Page MenuHomePhabricator

[M] Instrument concept chips in MediaSearch
Open, Needs TriagePublic

Description

T258183 will instrument the MediaSearch results page for measurement, but it will not include the concept chip functionality in T256431 because that is coming later. Once T256431 is done, this ticket is to instrument the following using the same method in T258183:

  • measure when a user clicks on a concept chip

Event Timeline

CBogen renamed this task from Instrument concept chips in MediaSearch to [M] Instrument concept chips in MediaSearch.Sep 30 2020, 4:21 PM

I assume we probably want to instrument the autocomplete suggestions as well at some point.

Since clicking either a concept chip or an autocomplete suggestion both ultimately lead to a new search being performed, I think we could instrument both activities the same way: we could add some kind of property to search_new events that indicates how the search originated( source: autocomplete or source: concept_chip for example). This would make it easy to compare all new searches that users initiate and break them down into direct entry vs. autocomplete suggestions vs. concept chip suggestions.

Now that we have a schema for mediasearch_interaction, we'll need to update it to account for concept-chip-related actions. This means we'll need to update the schema. My question is, how do we version such an update? 1.1? 2.0? @nettrom_WMF any thoughts?

Right now the only action you can do with concept chips is to click on them. So we'll need to add a new type of action called concept_chip_click or similar.

In addition to logging that a concept chip has been clicked, I assume we'll want to log the term that it corresponds to (the "concept", which is just a string term name). Do we want to log other data here?

For example, when capturing search actions we could log whether or not concept chips are enabled; when they are, we could log how many get shown. I assume it may be useful to know things like "users tend to click on these more when there are at least 4 of them", etc. Knowing what percentage of enabled searches get chips at all likewise seems useful.

Are there any other bits of information related to concept chips that we should seek to capture?

Now that we have a schema for mediasearch_interaction, we'll need to update it to account for concept-chip-related actions. This means we'll need to update the schema. My question is, how do we version such an update? 1.1? 2.0? @nettrom_WMF any thoughts?

I think bumping it to 1.1.0 makes sense as we'll be adding a few things rather than substantially rewriting the schema. I see that SearchSatisfaction is now on version 1.3.0 after they added another field, for example.

Right now the only action you can do with concept chips is to click on them. So we'll need to add a new type of action called concept_chip_click or similar.

concept_chip_click sounds like a good name for that action!

In addition to logging that a concept chip has been clicked, I assume we'll want to log the term that it corresponds to (the "concept", which is just a string term name).

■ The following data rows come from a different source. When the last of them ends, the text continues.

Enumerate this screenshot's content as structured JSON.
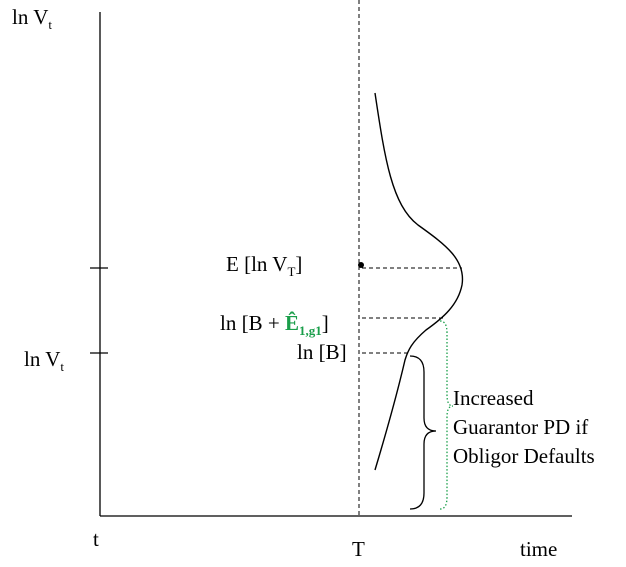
{
  "axes": {
    "y_axis_label_top": {
      "base": "ln V",
      "sub": "t"
    },
    "y_tick_label": {
      "base": "ln V",
      "sub": "t"
    },
    "x_origin_label": "t",
    "x_T_label": "T",
    "x_axis_label": "time"
  },
  "annotations": {
    "expected_label": {
      "text": "E [ln V",
      "sub": "T",
      "close": "]"
    },
    "threshold_guarantor": {
      "open": "ln [B + ",
      "accent": "Ê",
      "accent_sub": "1,g1",
      "close": "]"
    },
    "threshold_obligor": "ln [B]"
  },
  "brace_caption": [
    "Increased",
    "Guarantor PD if",
    "Obligor Defaults"
  ],
  "colors": {
    "ink": "#000000",
    "accent": "#1a9e4a"
  }
}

Do we want to log other data here?

For example, when capturing search actions we could log whether or not concept chips are enabled; when they are, we could log how many get shown. I assume it may be useful to know things like "users tend to click on these more when there are at least 4 of them", etc. Knowing what percentage of enabled searches get chips at all likewise seems useful.

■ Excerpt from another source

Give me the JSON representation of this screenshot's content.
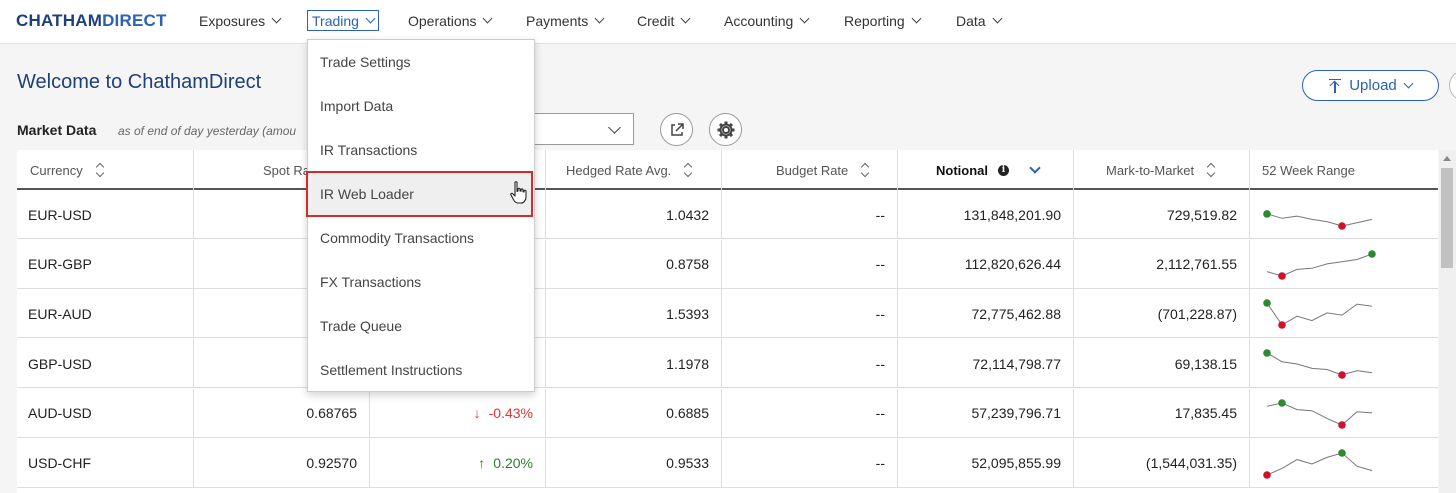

Are there any other bits of information related to concept chips that we should seek to capture?

Capturing the number of concept chips shown with a search result makes sense, so we can understand how often these show up, e.g. I can for example see it be an issue if only a few searches have them. Similarly, there might be a threshold for clicking on them, as you mention. I see we have search_result_count in the schema. Maybe search_concept_count would work, although I'm not completely happy with that one?

I agree that it'll be useful to know what the concept was. Are those freeform strings, or do they map to Wikidata items? One thing to keep in mind for us is that if there's a language agnostic way to store these, then we'd like to use that. In the Growth team, we've been storing help links by their symbolic name so we can easily compare them across languages.

Also, I think it'll be meaningful to capture the position of the concept in the list of concepts. I suspect there's going to be bias towards the front of the list, but maybe we'll find that users click a different position and want to investigate.

Lastly, I like the idea of capturing the source of a search, which I know SearchSatisfaction does too. Do we have three possible sources? 1) The user types in something and clicks "Search", 2) the user starts typing something then autocomplete suggests something and they click it, and 3) user clicks on a concept chip?

I noticed that @CBogen asked about the things we want to measure regarding concept chips in the measurement specification, so I'm bringing that back up here so she can chime in too. Maybe @Ramsey-WMF has thoughts as well?

These are all good questions and we should pick this discussion back up later, but for now I'm moving this back to the backlog, since concept chips are on hold until we have a better solution for performant calling on Wikidata, and while we focus on image recommendations.